Additionally, a study conducted in Iran in 2022, titled “The Effectiveness of Online Integrated Transdiagnostic Treatment on Psychological Distress, Mindfulness, Hyper-Excitement, and Mental Capacity of Pregnant Women”, found that the online integrated transdiagnostic treatment was effective in reducing psychological distress and negative meta-emotion. It also helped promote positive meta-emotion and psychological empowerment among the subjects. However, it did not have a significant impact on mindfulness (52).

While all of the aforementioned studies, including our own, used different measures of anxiety and depression, it is important to note that there is no clear correlation between the number of treatment sessions, the interval between sessions, and the change in symptom scores. A meta-analysis examining the dose-response relationship in standard psychotherapy revealed that patients with less severe symptoms tended to respond to treatment more rapidly (53).

This study has certain limitations.

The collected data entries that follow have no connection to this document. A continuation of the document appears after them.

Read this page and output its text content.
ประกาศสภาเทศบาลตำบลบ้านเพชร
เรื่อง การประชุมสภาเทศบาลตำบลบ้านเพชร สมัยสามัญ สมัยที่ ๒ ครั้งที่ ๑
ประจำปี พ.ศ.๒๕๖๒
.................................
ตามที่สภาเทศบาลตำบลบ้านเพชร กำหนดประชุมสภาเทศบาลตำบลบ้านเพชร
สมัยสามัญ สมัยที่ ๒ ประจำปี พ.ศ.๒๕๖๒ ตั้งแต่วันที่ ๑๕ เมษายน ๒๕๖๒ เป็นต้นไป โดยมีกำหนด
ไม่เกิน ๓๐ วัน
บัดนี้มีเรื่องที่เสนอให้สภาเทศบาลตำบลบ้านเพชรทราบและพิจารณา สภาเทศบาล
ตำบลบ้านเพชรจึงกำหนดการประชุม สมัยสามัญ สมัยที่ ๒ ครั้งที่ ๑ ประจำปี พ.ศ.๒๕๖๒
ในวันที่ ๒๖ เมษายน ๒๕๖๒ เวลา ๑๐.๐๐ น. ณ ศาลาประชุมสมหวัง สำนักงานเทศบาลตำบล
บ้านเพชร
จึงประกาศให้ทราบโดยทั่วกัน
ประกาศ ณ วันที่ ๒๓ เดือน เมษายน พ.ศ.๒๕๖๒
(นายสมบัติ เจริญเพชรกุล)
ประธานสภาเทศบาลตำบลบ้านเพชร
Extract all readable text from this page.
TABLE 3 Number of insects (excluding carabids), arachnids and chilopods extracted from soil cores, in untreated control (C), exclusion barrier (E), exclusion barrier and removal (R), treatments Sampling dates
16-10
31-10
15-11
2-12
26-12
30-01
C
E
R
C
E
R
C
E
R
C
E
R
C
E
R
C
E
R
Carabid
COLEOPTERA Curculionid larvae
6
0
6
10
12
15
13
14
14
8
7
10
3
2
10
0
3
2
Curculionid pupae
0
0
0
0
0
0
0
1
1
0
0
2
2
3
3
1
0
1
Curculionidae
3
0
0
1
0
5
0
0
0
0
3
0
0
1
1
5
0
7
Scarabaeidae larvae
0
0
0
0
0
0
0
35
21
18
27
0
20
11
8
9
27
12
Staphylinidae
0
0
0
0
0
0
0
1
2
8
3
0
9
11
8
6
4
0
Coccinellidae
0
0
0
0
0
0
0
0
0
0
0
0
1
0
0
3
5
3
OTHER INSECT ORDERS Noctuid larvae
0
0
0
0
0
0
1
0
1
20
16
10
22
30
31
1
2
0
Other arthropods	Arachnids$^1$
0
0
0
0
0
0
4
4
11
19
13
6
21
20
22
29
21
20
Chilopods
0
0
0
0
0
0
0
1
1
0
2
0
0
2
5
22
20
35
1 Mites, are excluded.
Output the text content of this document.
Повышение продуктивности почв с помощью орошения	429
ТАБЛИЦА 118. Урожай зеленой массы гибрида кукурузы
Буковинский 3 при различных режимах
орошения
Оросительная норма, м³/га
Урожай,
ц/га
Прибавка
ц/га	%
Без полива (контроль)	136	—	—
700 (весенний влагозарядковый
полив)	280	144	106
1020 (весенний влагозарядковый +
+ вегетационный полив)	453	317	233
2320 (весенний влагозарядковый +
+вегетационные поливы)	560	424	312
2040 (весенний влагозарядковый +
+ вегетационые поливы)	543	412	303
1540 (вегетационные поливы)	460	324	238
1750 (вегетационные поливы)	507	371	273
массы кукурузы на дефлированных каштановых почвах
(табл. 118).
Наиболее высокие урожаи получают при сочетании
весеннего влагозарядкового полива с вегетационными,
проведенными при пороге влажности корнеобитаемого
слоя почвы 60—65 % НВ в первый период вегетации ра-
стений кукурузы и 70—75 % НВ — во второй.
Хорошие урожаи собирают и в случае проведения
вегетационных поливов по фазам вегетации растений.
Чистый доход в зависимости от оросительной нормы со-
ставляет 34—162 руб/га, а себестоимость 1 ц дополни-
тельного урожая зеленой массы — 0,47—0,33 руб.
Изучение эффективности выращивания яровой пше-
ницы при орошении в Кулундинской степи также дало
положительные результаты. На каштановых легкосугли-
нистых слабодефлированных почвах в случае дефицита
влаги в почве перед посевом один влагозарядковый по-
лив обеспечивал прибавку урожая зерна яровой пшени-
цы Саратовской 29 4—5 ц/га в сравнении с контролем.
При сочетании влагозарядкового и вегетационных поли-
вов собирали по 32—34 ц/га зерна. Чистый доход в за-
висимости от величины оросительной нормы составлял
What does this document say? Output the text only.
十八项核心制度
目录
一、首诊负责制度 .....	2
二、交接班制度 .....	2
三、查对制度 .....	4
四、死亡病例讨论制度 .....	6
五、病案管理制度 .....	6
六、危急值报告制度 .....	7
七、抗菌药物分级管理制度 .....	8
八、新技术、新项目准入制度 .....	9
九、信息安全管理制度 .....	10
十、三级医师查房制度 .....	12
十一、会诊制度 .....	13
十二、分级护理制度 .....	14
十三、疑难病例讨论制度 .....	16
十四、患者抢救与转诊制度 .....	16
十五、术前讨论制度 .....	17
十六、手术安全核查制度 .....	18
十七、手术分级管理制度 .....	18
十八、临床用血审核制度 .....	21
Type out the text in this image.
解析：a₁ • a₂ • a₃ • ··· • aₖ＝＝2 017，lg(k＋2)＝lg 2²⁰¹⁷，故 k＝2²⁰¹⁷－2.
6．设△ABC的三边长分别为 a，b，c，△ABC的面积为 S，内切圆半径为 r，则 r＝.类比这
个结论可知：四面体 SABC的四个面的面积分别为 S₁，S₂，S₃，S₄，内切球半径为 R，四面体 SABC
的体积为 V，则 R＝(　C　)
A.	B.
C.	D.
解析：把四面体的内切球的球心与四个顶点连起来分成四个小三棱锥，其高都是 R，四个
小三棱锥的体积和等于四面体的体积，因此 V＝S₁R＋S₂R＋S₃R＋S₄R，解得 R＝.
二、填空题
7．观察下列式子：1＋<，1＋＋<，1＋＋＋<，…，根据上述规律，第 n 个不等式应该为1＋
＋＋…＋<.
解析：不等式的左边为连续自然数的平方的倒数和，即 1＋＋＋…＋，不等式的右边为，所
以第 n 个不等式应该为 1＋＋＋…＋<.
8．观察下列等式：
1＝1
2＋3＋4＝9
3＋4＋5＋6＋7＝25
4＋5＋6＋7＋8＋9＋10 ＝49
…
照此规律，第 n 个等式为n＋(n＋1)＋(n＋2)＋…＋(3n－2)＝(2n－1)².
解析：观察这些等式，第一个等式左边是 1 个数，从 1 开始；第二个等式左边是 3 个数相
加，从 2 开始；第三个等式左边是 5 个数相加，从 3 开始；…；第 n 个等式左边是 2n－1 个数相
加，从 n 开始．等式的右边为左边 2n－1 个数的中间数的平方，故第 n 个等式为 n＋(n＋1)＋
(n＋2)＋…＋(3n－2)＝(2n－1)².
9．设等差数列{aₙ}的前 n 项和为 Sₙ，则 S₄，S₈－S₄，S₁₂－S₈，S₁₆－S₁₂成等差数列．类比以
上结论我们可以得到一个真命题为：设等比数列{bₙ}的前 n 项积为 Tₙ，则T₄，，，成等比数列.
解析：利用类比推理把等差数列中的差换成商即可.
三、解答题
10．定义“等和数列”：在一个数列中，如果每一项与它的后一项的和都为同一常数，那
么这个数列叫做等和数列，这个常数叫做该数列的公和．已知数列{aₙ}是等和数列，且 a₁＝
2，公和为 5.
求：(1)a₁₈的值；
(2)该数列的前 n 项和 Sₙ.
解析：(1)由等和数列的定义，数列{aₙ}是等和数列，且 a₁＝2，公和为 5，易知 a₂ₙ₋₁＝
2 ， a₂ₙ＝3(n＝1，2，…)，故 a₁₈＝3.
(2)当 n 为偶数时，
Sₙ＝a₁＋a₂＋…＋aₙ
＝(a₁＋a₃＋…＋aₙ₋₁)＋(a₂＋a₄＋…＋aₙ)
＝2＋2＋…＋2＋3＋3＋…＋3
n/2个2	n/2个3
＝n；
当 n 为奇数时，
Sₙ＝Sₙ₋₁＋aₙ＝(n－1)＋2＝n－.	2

Being a semi-experimental study, it necessitates further randomized controlled trials to validate the effectiveness and feasibility of online treatments. The limited sample size and absence of follow-up studies also constrain the scope of our findings. Also, the therapist’s involvement in this study could have potentially influenced the results, suggesting the need for future studies to explore the efficacy of internet-only treatments without therapist support.

This study suggests potential applications. It indicated the possibility of substituting traditional psychological treatments with transdiagnostic treatments beyond diagnosis, thereby addressing a broad spectrum of mental disorders with high comorbidity rates. Furthermore, it underscores the advantages of online treatments, particularly for high-risk pregnant women.

5.1. Conclusions

The findings of our research suggest that online transdiagnostic treatment is comparably effective to specific diagnostic treatments, with satisfactory acceptability and accessibility. Given the significant benefits of UP treatment, our results support the use of iUP by psychiatrists and gynecologists as a reliable alternative to iCBT-Specific psychotherapies. This could potentially enhance the treatment of depression and anxiety in women at risk of miscarriage.